Otrzymałem taką odpowiedź od dewelopera Budimex.
" W związku z wątpliwościami p.A.D. przyszłego właściciela lokalu 31
,związanymi z możliwoscią wkucia instalacji wodnej i kanalizacyjnej w łazience
w scianę oddzielajacą łazienkę od korytarza ,uprzejmie informuje ,ze w/w
sciana ,jest wykonana z żelbetu ,a wiec wykonanie w niej otworów na instalację
wiązałoby sie z przecięciem zbrojenia i utratą jej nosnosci ,co jest
absolutnie niedopuszczalne .Dodatkowo ściana ta pełni funkcje ściany ogniowej
,zabezpieczającą drogę ewakuacyjną jaką jest klatka schodowa i nie wolno w
niej wykonywać w niej otworów ,które zmniejszałyby jej parametry odpornosci
ogniowej .W pozostałych ścianach instalację są wkute w ścianę .
podpisał sie mgr. inz XY posiadający uprawnienia budowlane

W związku z tym mam pytanie czy mam prawo domagać się zabudowania tych rur i
uwzględnienia zabudowy w obmiarze lokalu . Czy według Was mam zgodzić się na
rury umocowane na ścianie .
W/g mojej logiki to taka sytuacja nie powinna mieć miejsca w oddawanym lokalu
. Jak powinienem się odnieść do takiego pisma ?
Z góry dzięki za kompetentne wskazówki ,opinie i podpowiedzi .

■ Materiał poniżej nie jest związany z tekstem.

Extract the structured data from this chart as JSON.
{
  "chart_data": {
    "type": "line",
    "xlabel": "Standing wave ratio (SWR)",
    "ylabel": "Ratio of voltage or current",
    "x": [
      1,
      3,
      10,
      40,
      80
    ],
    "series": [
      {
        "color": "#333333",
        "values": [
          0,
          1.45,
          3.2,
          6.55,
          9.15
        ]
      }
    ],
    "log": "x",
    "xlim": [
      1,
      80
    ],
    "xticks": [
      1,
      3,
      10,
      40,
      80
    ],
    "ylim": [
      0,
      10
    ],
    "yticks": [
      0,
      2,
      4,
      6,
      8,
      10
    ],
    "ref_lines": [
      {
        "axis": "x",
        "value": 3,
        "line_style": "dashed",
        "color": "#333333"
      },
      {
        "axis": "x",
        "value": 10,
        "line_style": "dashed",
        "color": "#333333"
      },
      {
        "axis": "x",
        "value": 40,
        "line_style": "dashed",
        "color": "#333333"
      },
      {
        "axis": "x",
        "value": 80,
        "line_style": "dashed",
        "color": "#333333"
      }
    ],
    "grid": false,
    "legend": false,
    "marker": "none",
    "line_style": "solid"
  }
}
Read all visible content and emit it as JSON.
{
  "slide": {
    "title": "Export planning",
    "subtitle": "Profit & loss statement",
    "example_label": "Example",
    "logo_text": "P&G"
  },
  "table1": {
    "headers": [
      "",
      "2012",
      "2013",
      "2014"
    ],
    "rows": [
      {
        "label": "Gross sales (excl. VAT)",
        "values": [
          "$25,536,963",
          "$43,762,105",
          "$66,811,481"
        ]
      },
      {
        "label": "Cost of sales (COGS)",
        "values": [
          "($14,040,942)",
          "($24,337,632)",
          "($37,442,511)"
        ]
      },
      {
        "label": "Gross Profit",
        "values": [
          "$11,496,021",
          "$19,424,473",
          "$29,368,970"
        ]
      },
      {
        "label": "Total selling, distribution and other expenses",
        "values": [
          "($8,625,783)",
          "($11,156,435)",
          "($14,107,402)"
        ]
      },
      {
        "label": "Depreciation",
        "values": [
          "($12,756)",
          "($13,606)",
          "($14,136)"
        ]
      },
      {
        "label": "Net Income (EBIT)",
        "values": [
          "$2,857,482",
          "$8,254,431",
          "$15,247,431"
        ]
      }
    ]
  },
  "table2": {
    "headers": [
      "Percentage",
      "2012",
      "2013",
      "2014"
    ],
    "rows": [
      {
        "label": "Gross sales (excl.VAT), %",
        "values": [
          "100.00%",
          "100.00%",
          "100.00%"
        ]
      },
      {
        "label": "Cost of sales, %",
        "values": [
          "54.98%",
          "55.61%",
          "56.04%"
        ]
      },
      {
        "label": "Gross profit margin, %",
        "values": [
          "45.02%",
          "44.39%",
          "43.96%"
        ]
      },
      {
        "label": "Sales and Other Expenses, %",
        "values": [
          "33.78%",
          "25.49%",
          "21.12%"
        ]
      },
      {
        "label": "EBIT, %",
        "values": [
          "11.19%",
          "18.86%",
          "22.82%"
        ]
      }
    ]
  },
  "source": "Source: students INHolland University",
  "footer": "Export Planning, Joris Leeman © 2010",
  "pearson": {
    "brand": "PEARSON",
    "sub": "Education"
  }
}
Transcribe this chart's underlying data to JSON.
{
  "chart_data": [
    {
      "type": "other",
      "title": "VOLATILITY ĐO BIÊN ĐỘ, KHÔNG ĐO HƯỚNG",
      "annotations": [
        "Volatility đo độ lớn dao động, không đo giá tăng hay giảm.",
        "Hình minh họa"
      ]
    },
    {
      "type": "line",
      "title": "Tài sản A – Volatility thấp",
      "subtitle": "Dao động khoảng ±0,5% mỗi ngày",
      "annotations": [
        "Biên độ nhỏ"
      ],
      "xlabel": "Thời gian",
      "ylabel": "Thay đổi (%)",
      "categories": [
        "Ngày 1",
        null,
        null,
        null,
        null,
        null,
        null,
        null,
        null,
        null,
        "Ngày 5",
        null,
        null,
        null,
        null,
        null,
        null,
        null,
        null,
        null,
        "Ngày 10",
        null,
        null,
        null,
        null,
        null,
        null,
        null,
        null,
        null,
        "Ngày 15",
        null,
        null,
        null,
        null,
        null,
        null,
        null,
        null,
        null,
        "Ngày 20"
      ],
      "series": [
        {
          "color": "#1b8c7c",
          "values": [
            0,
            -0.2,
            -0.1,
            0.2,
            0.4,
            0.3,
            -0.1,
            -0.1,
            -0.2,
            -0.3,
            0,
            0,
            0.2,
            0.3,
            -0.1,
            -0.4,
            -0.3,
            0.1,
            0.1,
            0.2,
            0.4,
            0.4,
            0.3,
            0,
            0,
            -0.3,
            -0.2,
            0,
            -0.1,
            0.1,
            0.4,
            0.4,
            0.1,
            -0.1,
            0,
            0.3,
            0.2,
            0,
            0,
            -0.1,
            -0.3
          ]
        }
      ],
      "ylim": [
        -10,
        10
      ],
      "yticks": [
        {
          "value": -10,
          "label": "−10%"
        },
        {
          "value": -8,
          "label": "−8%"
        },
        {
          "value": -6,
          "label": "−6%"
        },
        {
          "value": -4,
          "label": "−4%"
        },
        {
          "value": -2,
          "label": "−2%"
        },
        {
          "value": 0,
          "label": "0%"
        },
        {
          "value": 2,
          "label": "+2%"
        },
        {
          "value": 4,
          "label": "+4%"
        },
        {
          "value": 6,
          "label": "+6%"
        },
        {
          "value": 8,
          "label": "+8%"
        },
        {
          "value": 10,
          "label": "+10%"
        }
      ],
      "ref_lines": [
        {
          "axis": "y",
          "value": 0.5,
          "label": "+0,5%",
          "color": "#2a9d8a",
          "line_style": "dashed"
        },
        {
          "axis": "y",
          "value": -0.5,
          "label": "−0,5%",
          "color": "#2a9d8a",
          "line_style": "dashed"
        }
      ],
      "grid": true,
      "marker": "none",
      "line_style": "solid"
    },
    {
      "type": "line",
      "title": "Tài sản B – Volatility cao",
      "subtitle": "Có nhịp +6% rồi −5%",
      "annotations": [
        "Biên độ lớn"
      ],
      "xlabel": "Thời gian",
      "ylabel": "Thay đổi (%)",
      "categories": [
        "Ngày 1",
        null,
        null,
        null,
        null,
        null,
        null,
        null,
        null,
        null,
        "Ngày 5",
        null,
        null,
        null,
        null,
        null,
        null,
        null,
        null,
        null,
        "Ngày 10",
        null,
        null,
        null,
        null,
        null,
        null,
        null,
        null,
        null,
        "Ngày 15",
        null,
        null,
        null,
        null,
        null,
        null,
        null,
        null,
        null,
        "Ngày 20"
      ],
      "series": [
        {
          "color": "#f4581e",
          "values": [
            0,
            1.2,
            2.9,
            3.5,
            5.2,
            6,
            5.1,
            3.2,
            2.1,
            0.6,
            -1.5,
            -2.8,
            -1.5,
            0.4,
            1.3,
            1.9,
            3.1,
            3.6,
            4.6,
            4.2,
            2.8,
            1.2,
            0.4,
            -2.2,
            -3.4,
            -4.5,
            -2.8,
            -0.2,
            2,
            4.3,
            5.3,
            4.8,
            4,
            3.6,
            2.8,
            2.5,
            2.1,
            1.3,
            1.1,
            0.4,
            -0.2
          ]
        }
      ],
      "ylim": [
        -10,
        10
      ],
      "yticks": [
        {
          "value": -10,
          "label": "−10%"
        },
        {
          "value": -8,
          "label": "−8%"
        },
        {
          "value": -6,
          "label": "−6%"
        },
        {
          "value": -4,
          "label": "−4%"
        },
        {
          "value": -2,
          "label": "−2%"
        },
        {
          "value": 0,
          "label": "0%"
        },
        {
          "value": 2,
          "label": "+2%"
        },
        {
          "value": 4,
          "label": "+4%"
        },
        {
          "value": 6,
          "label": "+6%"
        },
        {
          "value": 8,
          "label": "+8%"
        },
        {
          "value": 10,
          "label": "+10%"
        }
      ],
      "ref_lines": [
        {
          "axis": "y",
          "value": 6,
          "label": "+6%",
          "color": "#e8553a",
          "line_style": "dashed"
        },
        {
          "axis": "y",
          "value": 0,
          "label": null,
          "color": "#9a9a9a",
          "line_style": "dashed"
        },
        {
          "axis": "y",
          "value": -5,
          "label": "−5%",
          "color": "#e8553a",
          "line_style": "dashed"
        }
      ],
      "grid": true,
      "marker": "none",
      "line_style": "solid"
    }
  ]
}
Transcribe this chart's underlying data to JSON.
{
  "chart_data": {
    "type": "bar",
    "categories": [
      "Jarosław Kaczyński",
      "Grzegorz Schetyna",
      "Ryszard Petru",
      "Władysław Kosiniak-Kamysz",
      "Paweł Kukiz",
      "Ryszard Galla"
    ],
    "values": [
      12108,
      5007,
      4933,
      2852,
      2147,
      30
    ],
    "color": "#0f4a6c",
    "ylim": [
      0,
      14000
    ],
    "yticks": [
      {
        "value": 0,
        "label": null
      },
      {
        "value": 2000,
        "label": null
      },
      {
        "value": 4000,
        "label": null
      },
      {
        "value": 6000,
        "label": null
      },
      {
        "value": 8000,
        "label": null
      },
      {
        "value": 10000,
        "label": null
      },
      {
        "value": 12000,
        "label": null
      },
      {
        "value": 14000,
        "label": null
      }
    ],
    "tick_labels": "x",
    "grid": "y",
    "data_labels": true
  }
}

Re: rury nie zabudowane -problem

: 09 maja 2010, 22:09
autor: Interno
W opisie technicznym przed zakupem mieszkania powinien być odpowiedni zapis.
Często jest tak, że aby potencjalny nabywca nie zadawł pytań i trwał w nieświadomości jest zapis "zgodnie z dokumentacją".
Jeśli to jest pion kanalizycyjny to przeważnie są zabudowywane i powierzchnia jest odliczona.
Jeśli są to jednak tylko podejścia wodno-kanalizacyjne to niestety nie spotkałem się dotychczas w swojej praktyce aby odliczono powierzchnię nawet po zabudowie przez wykonawcę dewelopera, lokale sprzedaje się w świetle ścian surowych a obmiar jest wykonywany na wysokości 100cm od stropu/szlichty.